Korona günlüklerinin ‘ilişki’ başlığını, yalnız, sevgilisiyle, arkadaşıyla ve ailesiyle yaşayanlar olarak dört farklı ana kategoride değerlendirilebiliriz. Her kategori de kendi içinde anlaşabilenler, sağlığı yerinde olanlar, kedi/köpeği olanlar gibi bölünebilir. Kategori her ne olursa olsun, tek başınalık mastırı yapmış olanların bugünlerden açık alınla çıkacakları kesin. Çünkü kolektif güç ancak, bireysellikten ve önce kendi huzurum deme bencilliğinden geçiyor. Kendine tahammül edebilen ve falsolarının kabulünde olanların, yani ışığını içeriden yakanların aydınlanma çağına hoş geldiniz!

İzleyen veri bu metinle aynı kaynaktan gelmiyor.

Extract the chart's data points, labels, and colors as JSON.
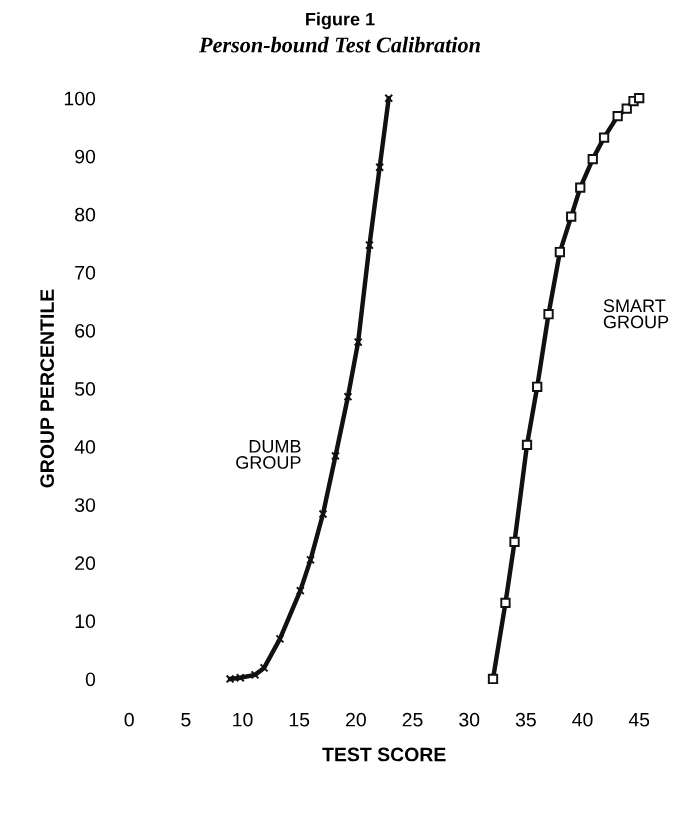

Tek başınalığıma bin şükrederek çiftlere laf atasım var. Birbirine içten içe tahammül edemeyen çiftlerin dökülme mevsimi yaklaşıyor gibi. Üstelik bir dalı bırakmadan evvel, başka bir dala tutunacak bir ortam da yok bu sefer. İşin en fenası birbirini yiyince kilo da almıyorsun. Varsın otursun midene. Elinde telefonla tuvalette geçireceğin beş dakika fazla zamanla, onu da atarsın sisteminden. Çek üzerine sifonu devam et. Evde aradığın huzur tuvaletteki yalnız dakikalarında olabilir. Akli dengesini koruyamayanlar, ‘evdeki virüsten daha kötü olamaz’ diye haykırarak, her an sokağa atabilir kendini. Her ikisinin de belirtileri nefes darlığıyla başlamıyor muydu zaten?

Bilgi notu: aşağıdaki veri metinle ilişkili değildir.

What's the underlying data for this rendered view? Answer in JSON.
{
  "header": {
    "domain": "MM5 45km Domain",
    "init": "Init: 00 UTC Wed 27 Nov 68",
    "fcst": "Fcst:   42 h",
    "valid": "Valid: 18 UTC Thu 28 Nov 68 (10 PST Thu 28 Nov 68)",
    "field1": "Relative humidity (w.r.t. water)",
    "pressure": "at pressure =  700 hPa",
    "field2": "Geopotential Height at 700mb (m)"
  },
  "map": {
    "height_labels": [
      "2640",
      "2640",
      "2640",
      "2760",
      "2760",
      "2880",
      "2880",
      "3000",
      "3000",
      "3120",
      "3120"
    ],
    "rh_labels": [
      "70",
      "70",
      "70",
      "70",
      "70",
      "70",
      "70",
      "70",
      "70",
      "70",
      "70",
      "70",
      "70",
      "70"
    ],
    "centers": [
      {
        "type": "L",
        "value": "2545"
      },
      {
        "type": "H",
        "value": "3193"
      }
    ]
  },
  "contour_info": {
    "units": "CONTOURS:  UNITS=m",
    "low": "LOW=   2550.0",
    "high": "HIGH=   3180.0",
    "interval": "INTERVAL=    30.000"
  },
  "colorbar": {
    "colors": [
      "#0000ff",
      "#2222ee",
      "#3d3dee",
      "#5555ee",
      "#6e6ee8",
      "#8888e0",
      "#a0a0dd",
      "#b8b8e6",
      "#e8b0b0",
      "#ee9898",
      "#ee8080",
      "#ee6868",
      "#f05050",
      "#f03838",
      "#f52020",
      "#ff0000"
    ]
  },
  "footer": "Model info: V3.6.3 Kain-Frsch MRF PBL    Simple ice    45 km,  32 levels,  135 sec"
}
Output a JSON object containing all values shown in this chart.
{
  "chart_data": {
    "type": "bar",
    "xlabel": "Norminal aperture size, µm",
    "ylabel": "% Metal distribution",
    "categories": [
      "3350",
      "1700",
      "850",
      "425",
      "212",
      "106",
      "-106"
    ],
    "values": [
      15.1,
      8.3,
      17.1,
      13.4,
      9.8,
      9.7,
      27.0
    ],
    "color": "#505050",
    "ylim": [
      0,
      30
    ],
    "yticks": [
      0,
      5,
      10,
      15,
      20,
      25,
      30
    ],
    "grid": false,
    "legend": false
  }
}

Keskin virajlar dönülebilir, hızını alamayanlar yoldan çıkabilir. Yoldan çıkanlar haritayı iyi çalışırsa, karşılarında keşfedilmemiş yepyeni yollar belirebilir. ‘Harita marita çalışamam, yazarım navigasyona o beni götürür’ diyenler, kestirme yollarda yine aynı duvara toslayabilir. Sonra “Neden yokuşlu yollar hep beni buluyor?’ diyerek, bu sefer de teknolojiyi suçlamasınlar.
Bu süreçten, birlikteliğin içinde tek başınalığını bulan çiftler yırtar. Öyle bir kavram ki hangi çiftle konuşsan “Bizim zaten evdeyken hiç konuşmadığımız zamanlar oluyor” deyip, en kaba etinden anlıyor konuyu. Ya tüm çiftler çok iyi beceriyor ‘birlikteyken tek başınalığı’ ya da herkes dram mezunu.

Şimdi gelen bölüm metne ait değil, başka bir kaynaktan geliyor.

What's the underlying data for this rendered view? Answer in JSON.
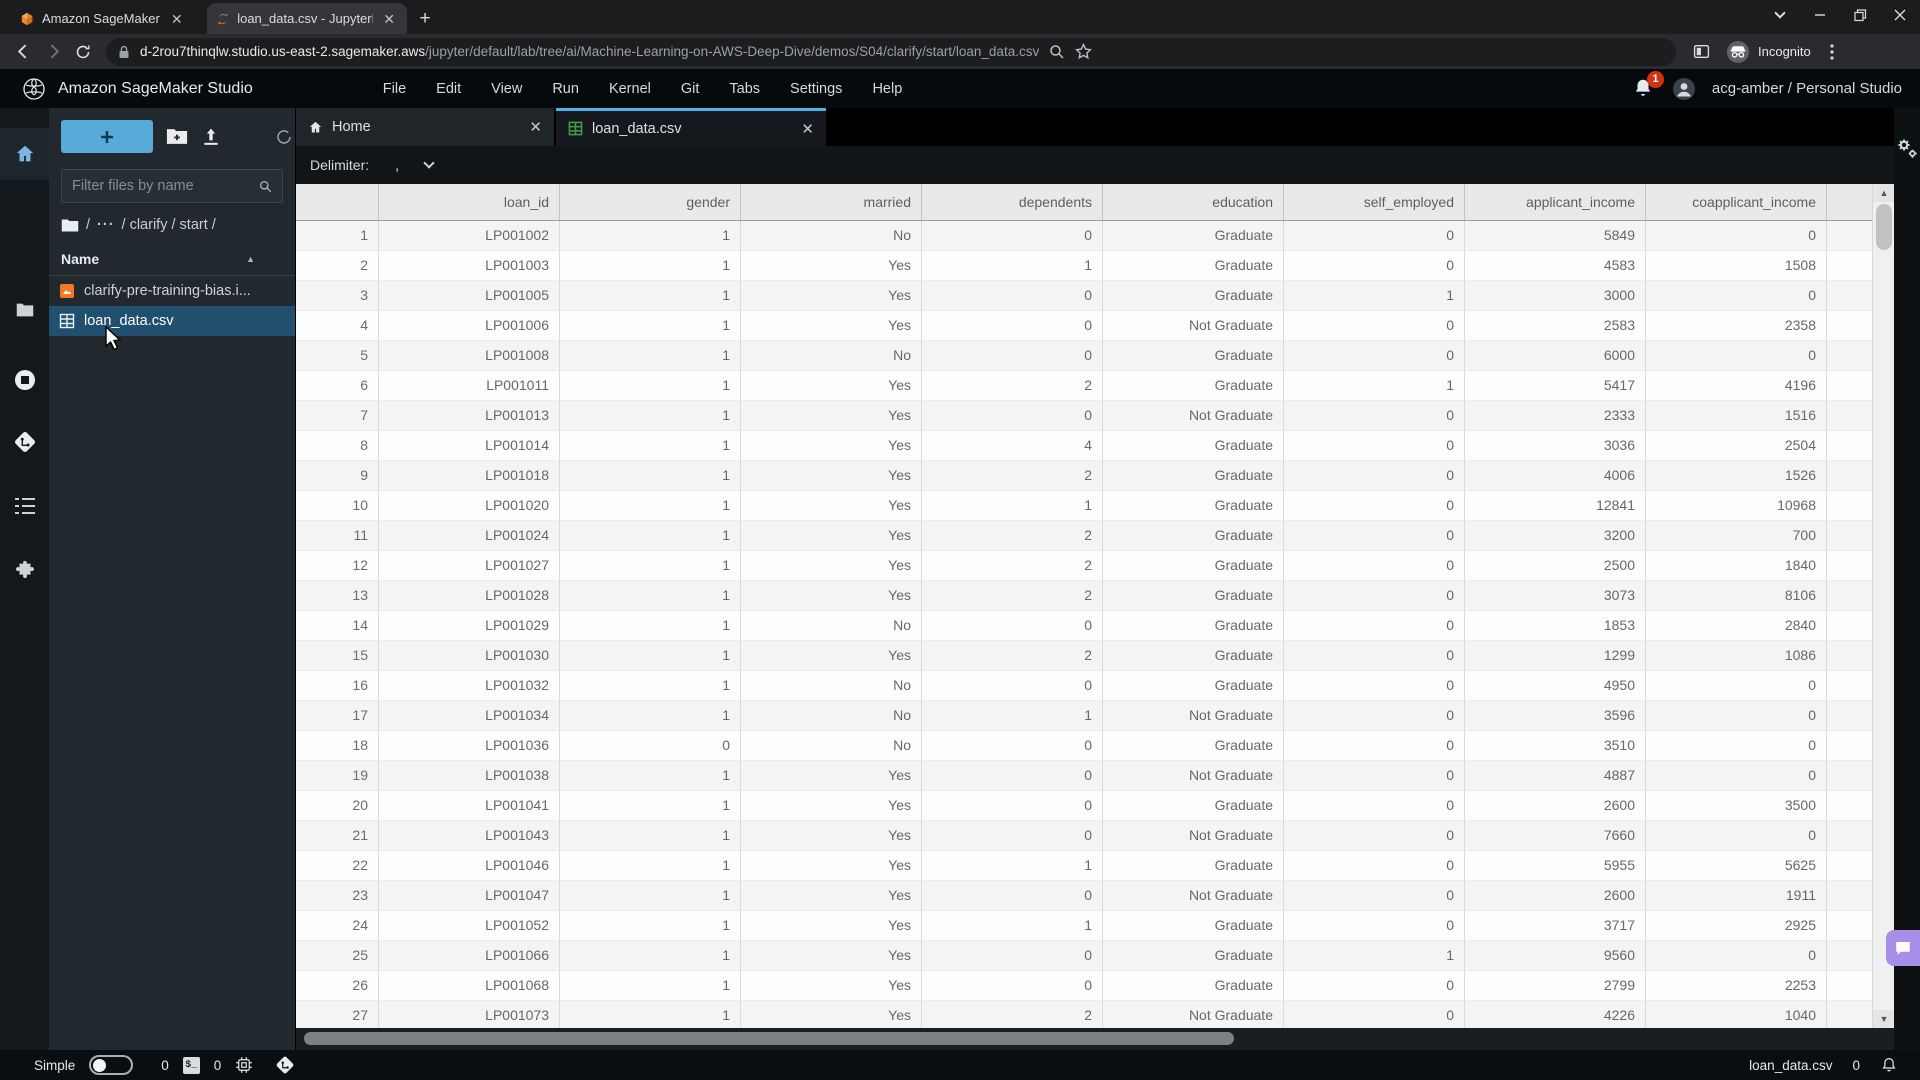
{
  "browser": {
    "tabs": [
      {
        "title": "Amazon SageMaker",
        "icon": "aws-cube-icon"
      },
      {
        "title": "loan_data.csv - JupyterLab",
        "icon": "jupyter-icon"
      }
    ],
    "url_domain": "d-2rou7thinqlw.studio.us-east-2.sagemaker.aws",
    "url_path": "/jupyter/default/lab/tree/ai/Machine-Learning-on-AWS-Deep-Dive/demos/S04/clarify/start/loan_data.csv",
    "incognito_label": "Incognito"
  },
  "studio_header": {
    "title": "Amazon SageMaker Studio",
    "menus": [
      "File",
      "Edit",
      "View",
      "Run",
      "Kernel",
      "Git",
      "Tabs",
      "Settings",
      "Help"
    ],
    "notification_count": "1",
    "user_label": "acg-amber / Personal Studio"
  },
  "file_browser": {
    "filter_placeholder": "Filter files by name",
    "breadcrumb_root": "/",
    "breadcrumb_ellipsis": "···",
    "breadcrumb_rest": "/ clarify / start /",
    "name_header": "Name",
    "files": [
      {
        "name": "clarify-pre-training-bias.i...",
        "type": "notebook",
        "selected": false
      },
      {
        "name": "loan_data.csv",
        "type": "csv",
        "selected": true
      }
    ]
  },
  "main": {
    "tabs": [
      {
        "label": "Home",
        "active": false
      },
      {
        "label": "loan_data.csv",
        "active": true
      }
    ],
    "delimiter_label": "Delimiter:",
    "delimiter_value": ","
  },
  "table": {
    "columns": [
      "loan_id",
      "gender",
      "married",
      "dependents",
      "education",
      "self_employed",
      "applicant_income",
      "coapplicant_income"
    ],
    "partial_last_row": true,
    "rows": [
      [
        "1",
        "LP001002",
        "1",
        "No",
        "0",
        "Graduate",
        "0",
        "5849",
        "0"
      ],
      [
        "2",
        "LP001003",
        "1",
        "Yes",
        "1",
        "Graduate",
        "0",
        "4583",
        "1508"
      ],
      [
        "3",
        "LP001005",
        "1",
        "Yes",
        "0",
        "Graduate",
        "1",
        "3000",
        "0"
      ],
      [
        "4",
        "LP001006",
        "1",
        "Yes",
        "0",
        "Not Graduate",
        "0",
        "2583",
        "2358"
      ],
      [
        "5",
        "LP001008",
        "1",
        "No",
        "0",
        "Graduate",
        "0",
        "6000",
        "0"
      ],
      [
        "6",
        "LP001011",
        "1",
        "Yes",
        "2",
        "Graduate",
        "1",
        "5417",
        "4196"
      ],
      [
        "7",
        "LP001013",
        "1",
        "Yes",
        "0",
        "Not Graduate",
        "0",
        "2333",
        "1516"
      ],
      [
        "8",
        "LP001014",
        "1",
        "Yes",
        "4",
        "Graduate",
        "0",
        "3036",
        "2504"
      ],
      [
        "9",
        "LP001018",
        "1",
        "Yes",
        "2",
        "Graduate",
        "0",
        "4006",
        "1526"
      ],
      [
        "10",
        "LP001020",
        "1",
        "Yes",
        "1",
        "Graduate",
        "0",
        "12841",
        "10968"
      ],
      [
        "11",
        "LP001024",
        "1",
        "Yes",
        "2",
        "Graduate",
        "0",
        "3200",
        "700"
      ],
      [
        "12",
        "LP001027",
        "1",
        "Yes",
        "2",
        "Graduate",
        "0",
        "2500",
        "1840"
      ],
      [
        "13",
        "LP001028",
        "1",
        "Yes",
        "2",
        "Graduate",
        "0",
        "3073",
        "8106"
      ],
      [
        "14",
        "LP001029",
        "1",
        "No",
        "0",
        "Graduate",
        "0",
        "1853",
        "2840"
      ],
      [
        "15",
        "LP001030",
        "1",
        "Yes",
        "2",
        "Graduate",
        "0",
        "1299",
        "1086"
      ],
      [
        "16",
        "LP001032",
        "1",
        "No",
        "0",
        "Graduate",
        "0",
        "4950",
        "0"
      ],
      [
        "17",
        "LP001034",
        "1",
        "No",
        "1",
        "Not Graduate",
        "0",
        "3596",
        "0"
      ],
      [
        "18",
        "LP001036",
        "0",
        "No",
        "0",
        "Graduate",
        "0",
        "3510",
        "0"
      ],
      [
        "19",
        "LP001038",
        "1",
        "Yes",
        "0",
        "Not Graduate",
        "0",
        "4887",
        "0"
      ],
      [
        "20",
        "LP001041",
        "1",
        "Yes",
        "0",
        "Graduate",
        "0",
        "2600",
        "3500"
      ],
      [
        "21",
        "LP001043",
        "1",
        "Yes",
        "0",
        "Not Graduate",
        "0",
        "7660",
        "0"
      ],
      [
        "22",
        "LP001046",
        "1",
        "Yes",
        "1",
        "Graduate",
        "0",
        "5955",
        "5625"
      ],
      [
        "23",
        "LP001047",
        "1",
        "Yes",
        "0",
        "Not Graduate",
        "0",
        "2600",
        "1911"
      ],
      [
        "24",
        "LP001052",
        "1",
        "Yes",
        "1",
        "Graduate",
        "0",
        "3717",
        "2925"
      ],
      [
        "25",
        "LP001066",
        "1",
        "Yes",
        "0",
        "Graduate",
        "1",
        "9560",
        "0"
      ],
      [
        "26",
        "LP001068",
        "1",
        "Yes",
        "0",
        "Graduate",
        "0",
        "2799",
        "2253"
      ],
      [
        "27",
        "LP001073",
        "1",
        "Yes",
        "2",
        "Not Graduate",
        "0",
        "4226",
        "1040"
      ]
    ]
  },
  "status_bar": {
    "mode_label": "Simple",
    "terminal_count": "0",
    "kernel_count": "0",
    "right_file": "loan_data.csv",
    "right_count": "0"
  },
  "icons": {
    "colors": {
      "accent_blue": "#4fb1e8",
      "plus_button": "#57aad9",
      "selection": "#21506f",
      "badge_red": "#d13212",
      "aws_orange": "#e8882d",
      "csv_green": "#43a047",
      "notebook_orange": "#f37726",
      "chat_purple": "#a78fe8"
    }
  }
}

Her şeyden önce kendine tahammülün olmalı. Kendinle baş başa vakit geçirirken elin telefona, televizyona, bilgisayara, tablete (atladığım başka teknolojik aygıt kaldıysa affola) kaymamalı. “Ay bi sussun artık” diye zihnini uyuşturmanın türlü yollarına kaçmamalı. Önce kendine, sonra dünyaya bağlanmalı insan.
Kendine bağlanma yolunda atabileceğin ilk adım kendi rutinlerini oluşturmak olabilir. Parasempatik sinir sistemini aktive edecek ve yalnız başına yapacağın ritüeller oluşturmakla başlayabilirsin. Sabah uyandığında evi havalandırmak, camdan sessizce dışarı bakarak, sokağındaki detayları incelemek, kuşları dinlemek kadar basit adımlar da olabilir. Meditasyon yapmak, nefes çalışmak, müzik aleti çalmak gibi eylemler de… Yeter ki seni dindiren ve sindiren küçük şeylerin bilincinde ol. Çok faydasını gördüğüm ve şiddetle tavsiye edeceğim ‘beş duyuyu harekete geçirme meditasyonu’nu günde 10 dakikanı ayırarak deneyimleyebilirsin. Nasıl yapıldığını Hz. Google’a sorarsan şefkatli kollarını açacaktır sana.
Evlere kapanma sürecinden bir de bakarsın tek başınalığını mastır ederek çıkarsın. İlişkinin ömrünü uzatma, kendininkini zenginleştirme niyetindeysen ‘tek başınalık’ okulundan mezun olacaksın arkadaş. Yoksa sen daha kendinle baş başa kalamaz, varlığına tahammül edemezken kim ne yapsın seni?